AT&T Posts Nearly 26% Surge in First-Half Profits
For full-year 2025, AT&T forecasts adjusted EBITDA growth above 3%, capital expenditures (capex) of up to $22.5 billion.

Quick overview
- AT&T reported a net profit of $8.85 billion in the first half of the year, a 25.7% increase from 2024.
- In Q2, AT&T's profit reached $4.5 billion, with revenue of $30.85 billion, marking a 3.5% increase year-over-year.
- CEO John Stankey attributed growth to the expansion of AT&T's fiber and wireless networks, the largest in the nation.
- Nokia's shares fell 7.5% after the company downgraded its 2025 profit outlook due to a weaker U.S. dollar and tariff pressures.
U.S. telecom giant AT&T posted a net attributable profit of $8.85 billion in the first half of the year, marking a 25.7% increase compared to the same period in 2024. Revenue rose 2.75% to $61.47 billion, while operating income jumped to $12.26 billion.
For Q2 alone, AT&T recorded a $4.5 billion profit (+25.1% year-over-year), with revenue of $30.85 billion (+3.5%) and operating income up 12.9% to $6.5 billion.
CEO John Stankey credited the growth to AT&T’s expanding fiber and wireless networks, which he described as the nation’s largest and most advanced.
Looking ahead, AT&T expects to save between $6.5 billion and $8 billion in taxes through 2027, driven by President Trump’s new “One Big Beautiful Bill” budget reconciliation law. The company plans to reinvest $3.5 billion of those savings into its fiber network and allocate $1.5 billion to its employee pension plan.
For full-year 2025, AT&T forecasts adjusted EBITDA growth above 3%, capital expenditures (capex) of up to $22.5 billion, and free cash flow near $16 billion.
In other telecom news, Nokia fell sharply after cutting its guidance.

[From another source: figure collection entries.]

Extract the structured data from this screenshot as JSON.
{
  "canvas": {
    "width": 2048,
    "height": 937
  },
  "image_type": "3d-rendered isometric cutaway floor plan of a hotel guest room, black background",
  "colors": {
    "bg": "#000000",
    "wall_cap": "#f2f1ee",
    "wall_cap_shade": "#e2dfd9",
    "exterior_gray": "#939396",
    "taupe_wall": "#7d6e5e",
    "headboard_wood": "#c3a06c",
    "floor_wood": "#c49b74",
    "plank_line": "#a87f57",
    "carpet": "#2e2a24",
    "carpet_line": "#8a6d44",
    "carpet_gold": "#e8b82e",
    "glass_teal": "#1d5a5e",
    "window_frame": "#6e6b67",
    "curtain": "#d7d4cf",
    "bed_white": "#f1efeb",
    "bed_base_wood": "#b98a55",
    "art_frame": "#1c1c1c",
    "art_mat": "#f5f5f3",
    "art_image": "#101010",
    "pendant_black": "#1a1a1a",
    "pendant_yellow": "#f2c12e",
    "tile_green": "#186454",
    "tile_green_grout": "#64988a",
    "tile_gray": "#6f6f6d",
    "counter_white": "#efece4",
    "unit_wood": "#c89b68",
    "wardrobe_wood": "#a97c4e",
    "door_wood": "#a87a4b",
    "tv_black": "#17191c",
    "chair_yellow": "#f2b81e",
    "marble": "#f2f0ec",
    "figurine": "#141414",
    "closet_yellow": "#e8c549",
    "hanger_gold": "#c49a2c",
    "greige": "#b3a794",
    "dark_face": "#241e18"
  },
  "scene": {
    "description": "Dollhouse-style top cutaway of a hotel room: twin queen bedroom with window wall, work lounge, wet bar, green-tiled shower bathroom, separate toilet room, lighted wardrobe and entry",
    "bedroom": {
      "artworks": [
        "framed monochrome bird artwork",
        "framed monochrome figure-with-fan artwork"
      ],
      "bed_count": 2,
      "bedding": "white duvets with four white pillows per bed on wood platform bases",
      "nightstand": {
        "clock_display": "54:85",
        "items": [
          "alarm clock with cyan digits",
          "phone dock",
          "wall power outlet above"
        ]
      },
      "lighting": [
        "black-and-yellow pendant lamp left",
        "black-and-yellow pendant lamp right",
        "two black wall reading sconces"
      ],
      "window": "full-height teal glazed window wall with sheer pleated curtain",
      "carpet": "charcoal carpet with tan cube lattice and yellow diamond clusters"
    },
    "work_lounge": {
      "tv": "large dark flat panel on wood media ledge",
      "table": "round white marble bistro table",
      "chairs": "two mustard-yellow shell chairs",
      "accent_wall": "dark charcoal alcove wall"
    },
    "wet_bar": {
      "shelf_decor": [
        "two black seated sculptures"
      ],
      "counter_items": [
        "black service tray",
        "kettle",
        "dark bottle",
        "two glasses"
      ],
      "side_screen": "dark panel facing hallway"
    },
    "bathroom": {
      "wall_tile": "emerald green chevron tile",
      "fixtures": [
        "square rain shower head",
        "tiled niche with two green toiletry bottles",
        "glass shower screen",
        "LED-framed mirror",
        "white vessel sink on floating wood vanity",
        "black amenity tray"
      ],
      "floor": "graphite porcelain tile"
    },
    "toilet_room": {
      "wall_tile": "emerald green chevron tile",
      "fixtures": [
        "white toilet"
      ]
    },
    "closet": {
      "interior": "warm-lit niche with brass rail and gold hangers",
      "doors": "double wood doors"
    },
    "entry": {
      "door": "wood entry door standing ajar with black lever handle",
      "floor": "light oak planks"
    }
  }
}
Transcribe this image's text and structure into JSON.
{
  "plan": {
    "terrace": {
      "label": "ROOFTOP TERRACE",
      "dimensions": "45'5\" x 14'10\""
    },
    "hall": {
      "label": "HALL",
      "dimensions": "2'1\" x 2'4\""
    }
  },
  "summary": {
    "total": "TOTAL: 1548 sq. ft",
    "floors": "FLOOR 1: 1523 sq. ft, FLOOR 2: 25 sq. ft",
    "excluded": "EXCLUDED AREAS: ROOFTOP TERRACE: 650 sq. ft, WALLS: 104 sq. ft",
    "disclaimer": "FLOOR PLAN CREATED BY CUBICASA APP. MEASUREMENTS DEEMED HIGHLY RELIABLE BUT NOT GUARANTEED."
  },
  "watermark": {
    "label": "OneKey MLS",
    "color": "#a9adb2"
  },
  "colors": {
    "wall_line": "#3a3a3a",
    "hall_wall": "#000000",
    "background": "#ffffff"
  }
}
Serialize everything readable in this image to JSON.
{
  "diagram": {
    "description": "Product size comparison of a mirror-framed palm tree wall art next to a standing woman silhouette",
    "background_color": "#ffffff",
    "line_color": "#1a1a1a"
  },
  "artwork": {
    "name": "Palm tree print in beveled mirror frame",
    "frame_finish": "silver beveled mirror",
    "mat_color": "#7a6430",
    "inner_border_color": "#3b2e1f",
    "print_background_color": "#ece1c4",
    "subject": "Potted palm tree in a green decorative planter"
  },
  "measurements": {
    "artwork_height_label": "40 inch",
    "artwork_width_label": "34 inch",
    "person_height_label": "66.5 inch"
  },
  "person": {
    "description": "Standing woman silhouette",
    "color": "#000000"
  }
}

Nokia Shares Plunge After Cutting 2025 Outlook
Shares of Finnish telecom giant Nokia fell around 7.5% on the stock market after the company downgraded its 2025 operating profit (EBIT) forecast, citing a weaker U.S. dollar and mounting tariff pressures.
The stock traded at €3.79, down 12.1% from the €4.32 level seen at the beginning of the year. The downgrade has amplified investor concerns over macroeconomic headwinds and trade tensions impacting global tech firms.